The Senate Government Operations Committee opted against revoking undocumented immigrants' ticket to drive.
However, after a 3-2 vote against HB239, which would repeal driving privilege cards, the panel unanimously approved a competing measure to tighten the restrictions on the card.
Rep. Brad Daw, R-Orem, is sponsoring HB171, which would prevent driving privilege cards from being used for purposes such as buying alcohol, firearms or prescriptions. It would also revoke the cards of uninsured drivers.
"Is it the perfect solution? No," Daw said following the meeting. "We are doing the best that we can given the current situation we have."
During the meeting, Donnelson had portrayed the issue of one of national security saying the documentation required for the driving privilege card is not stringent enough.
"We know the name," he said. "We don't know who they are ... we don't know their background."
However, committee members raised concerns about uninsured drivers. A recent legislative audit estimated that 76 percent of driving privilege card holders had auto insurance.
Sen. Scott McCoy, D-Salt Lake, called the cards a "realistic and reasonable response" to the issue of undocumented drivers.
"I think statistics have shown driving privilege cards actually increase the chance someone is going to have insurance," McCoy said.

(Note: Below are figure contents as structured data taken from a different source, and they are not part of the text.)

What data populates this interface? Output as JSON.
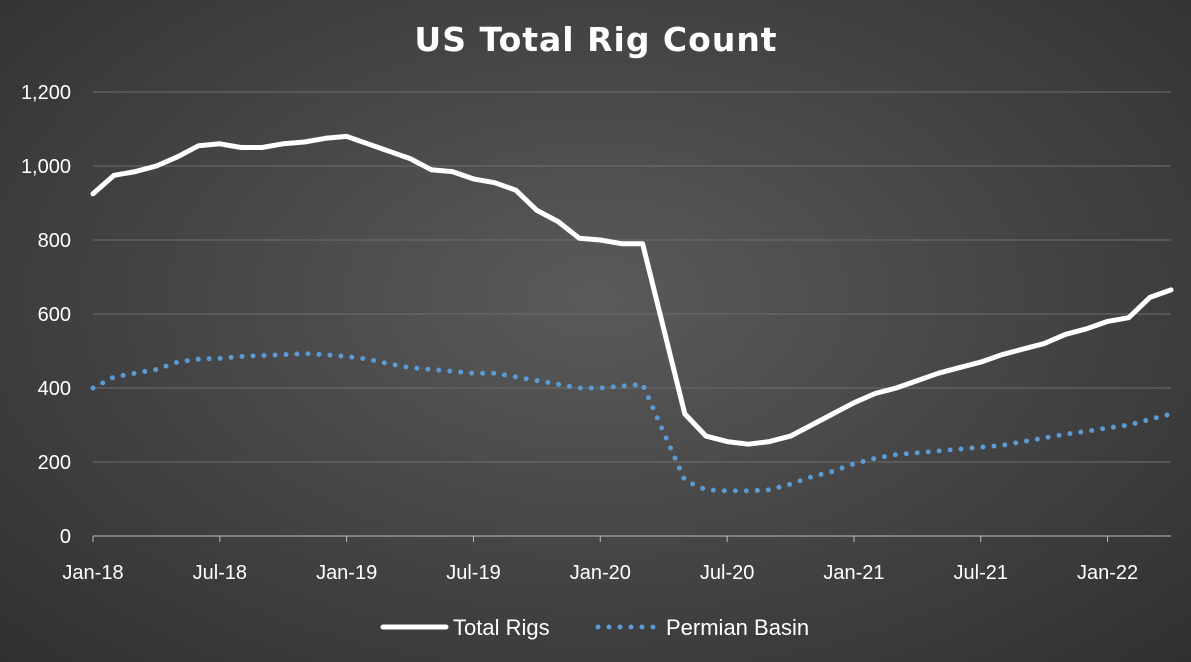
{
  "chart_data": {
    "type": "line",
    "title": "US Total Rig Count",
    "xlabel": "",
    "ylabel": "",
    "ylim": [
      0,
      1200
    ],
    "yticks": [
      0,
      200,
      400,
      600,
      800,
      1000,
      1200
    ],
    "ytick_labels": [
      "0",
      "200",
      "400",
      "600",
      "800",
      "1,000",
      "1,200"
    ],
    "xlim": [
      "2018-01",
      "2022-04"
    ],
    "xtick_labels": [
      "Jan-18",
      "Jul-18",
      "Jan-19",
      "Jul-19",
      "Jan-20",
      "Jul-20",
      "Jan-21",
      "Jul-21",
      "Jan-22"
    ],
    "grid": true,
    "legend_position": "bottom",
    "x": [
      "2018-01",
      "2018-02",
      "2018-03",
      "2018-04",
      "2018-05",
      "2018-06",
      "2018-07",
      "2018-08",
      "2018-09",
      "2018-10",
      "2018-11",
      "2018-12",
      "2019-01",
      "2019-02",
      "2019-03",
      "2019-04",
      "2019-05",
      "2019-06",
      "2019-07",
      "2019-08",
      "2019-09",
      "2019-10",
      "2019-11",
      "2019-12",
      "2020-01",
      "2020-02",
      "2020-03",
      "2020-04",
      "2020-05",
      "2020-06",
      "2020-07",
      "2020-08",
      "2020-09",
      "2020-10",
      "2020-11",
      "2020-12",
      "2021-01",
      "2021-02",
      "2021-03",
      "2021-04",
      "2021-05",
      "2021-06",
      "2021-07",
      "2021-08",
      "2021-09",
      "2021-10",
      "2021-11",
      "2021-12",
      "2022-01",
      "2022-02",
      "2022-03",
      "2022-04"
    ],
    "series": [
      {
        "name": "Total Rigs",
        "color": "#ffffff",
        "style": "solid",
        "values": [
          925,
          975,
          985,
          1000,
          1025,
          1055,
          1060,
          1050,
          1050,
          1060,
          1065,
          1075,
          1080,
          1060,
          1040,
          1020,
          990,
          985,
          965,
          955,
          935,
          880,
          850,
          805,
          800,
          790,
          790,
          560,
          330,
          270,
          255,
          248,
          255,
          270,
          300,
          330,
          360,
          385,
          400,
          420,
          440,
          455,
          470,
          490,
          505,
          520,
          545,
          560,
          580,
          590,
          645,
          665
        ]
      },
      {
        "name": "Permian Basin",
        "color": "#5b9bd5",
        "style": "dotted",
        "values": [
          400,
          430,
          440,
          450,
          470,
          478,
          480,
          485,
          488,
          490,
          493,
          490,
          485,
          478,
          465,
          455,
          450,
          445,
          440,
          440,
          430,
          420,
          410,
          400,
          400,
          405,
          410,
          280,
          150,
          125,
          122,
          122,
          125,
          140,
          160,
          175,
          195,
          210,
          220,
          225,
          230,
          235,
          240,
          245,
          255,
          265,
          275,
          283,
          292,
          300,
          315,
          330
        ]
      }
    ]
  }
}
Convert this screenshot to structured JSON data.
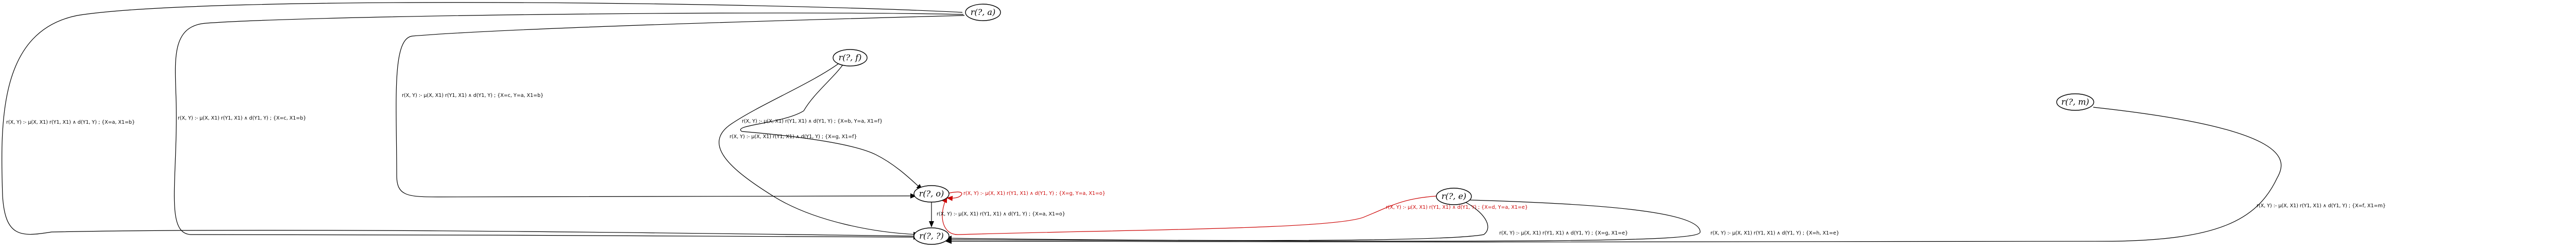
{
  "colors": {
    "default": "#000000",
    "highlight": "#cc0000"
  },
  "nodes": [
    {
      "id": "a",
      "label": "r(?, a)"
    },
    {
      "id": "f",
      "label": "r(?, f)"
    },
    {
      "id": "m",
      "label": "r(?, m)"
    },
    {
      "id": "e",
      "label": "r(?, e)"
    },
    {
      "id": "o",
      "label": "r(?, o)"
    },
    {
      "id": "t",
      "label": "r(?, ?)"
    }
  ],
  "edges": [
    {
      "from": "a",
      "to": "t",
      "label": "r(X, Y) :- μ(X, X1) r(Y1, X1) ∧ d(Y1, Y) ; {X=a, X1=b}",
      "color": "default"
    },
    {
      "from": "a",
      "to": "t",
      "label": "r(X, Y) :- μ(X, X1) r(Y1, X1) ∧ d(Y1, Y) ; {X=c, X1=b}",
      "color": "default"
    },
    {
      "from": "a",
      "to": "o",
      "label": "r(X, Y) :- μ(X, X1) r(Y1, X1) ∧ d(Y1, Y) ; {X=c, Y=a, X1=b}",
      "color": "default"
    },
    {
      "from": "f",
      "to": "o",
      "label": "r(X, Y) :- μ(X, X1) r(Y1, X1) ∧ d(Y1, Y) ; {X=b, Y=a, X1=f}",
      "color": "default"
    },
    {
      "from": "f",
      "to": "t",
      "label": "r(X, Y) :- μ(X, X1) r(Y1, X1) ∧ d(Y1, Y) ; {X=g, X1=f}",
      "color": "default"
    },
    {
      "from": "e",
      "to": "o",
      "label": "r(X, Y) :- μ(X, X1) r(Y1, X1) ∧ d(Y1, Y) ; {X=d, Y=a, X1=e}",
      "color": "highlight"
    },
    {
      "from": "e",
      "to": "t",
      "label": "r(X, Y) :- μ(X, X1) r(Y1, X1) ∧ d(Y1, Y) ; {X=g, X1=e}",
      "color": "default"
    },
    {
      "from": "e",
      "to": "t",
      "label": "r(X, Y) :- μ(X, X1) r(Y1, X1) ∧ d(Y1, Y) ; {X=h, X1=e}",
      "color": "default"
    },
    {
      "from": "o",
      "to": "o",
      "label": "r(X, Y) :- μ(X, X1) r(Y1, X1) ∧ d(Y1, Y) ; {X=g, Y=a, X1=o}",
      "color": "highlight"
    },
    {
      "from": "o",
      "to": "t",
      "label": "r(X, Y) :- μ(X, X1) r(Y1, X1) ∧ d(Y1, Y) ; {X=a, X1=o}",
      "color": "default"
    },
    {
      "from": "m",
      "to": "t",
      "label": "r(X, Y) :- μ(X, X1) r(Y1, X1) ∧ d(Y1, Y) ; {X=f, X1=m}",
      "color": "default"
    }
  ]
}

Meanwhile, the committee ran out of time to hear HB241, also sponsored by Donnelson, to repeal in-state tuition for undocumented immigrants. Donnelson had hoped to substitute that bill for a version that would keep the lower rate in place, but revoke it for students who work without the legal ability to do so.Now, Donnelson says, it's up to that bill's Senate sponsor, Maragaret Dayton, R-Orem, to lobby for the bill to have a floor hearing.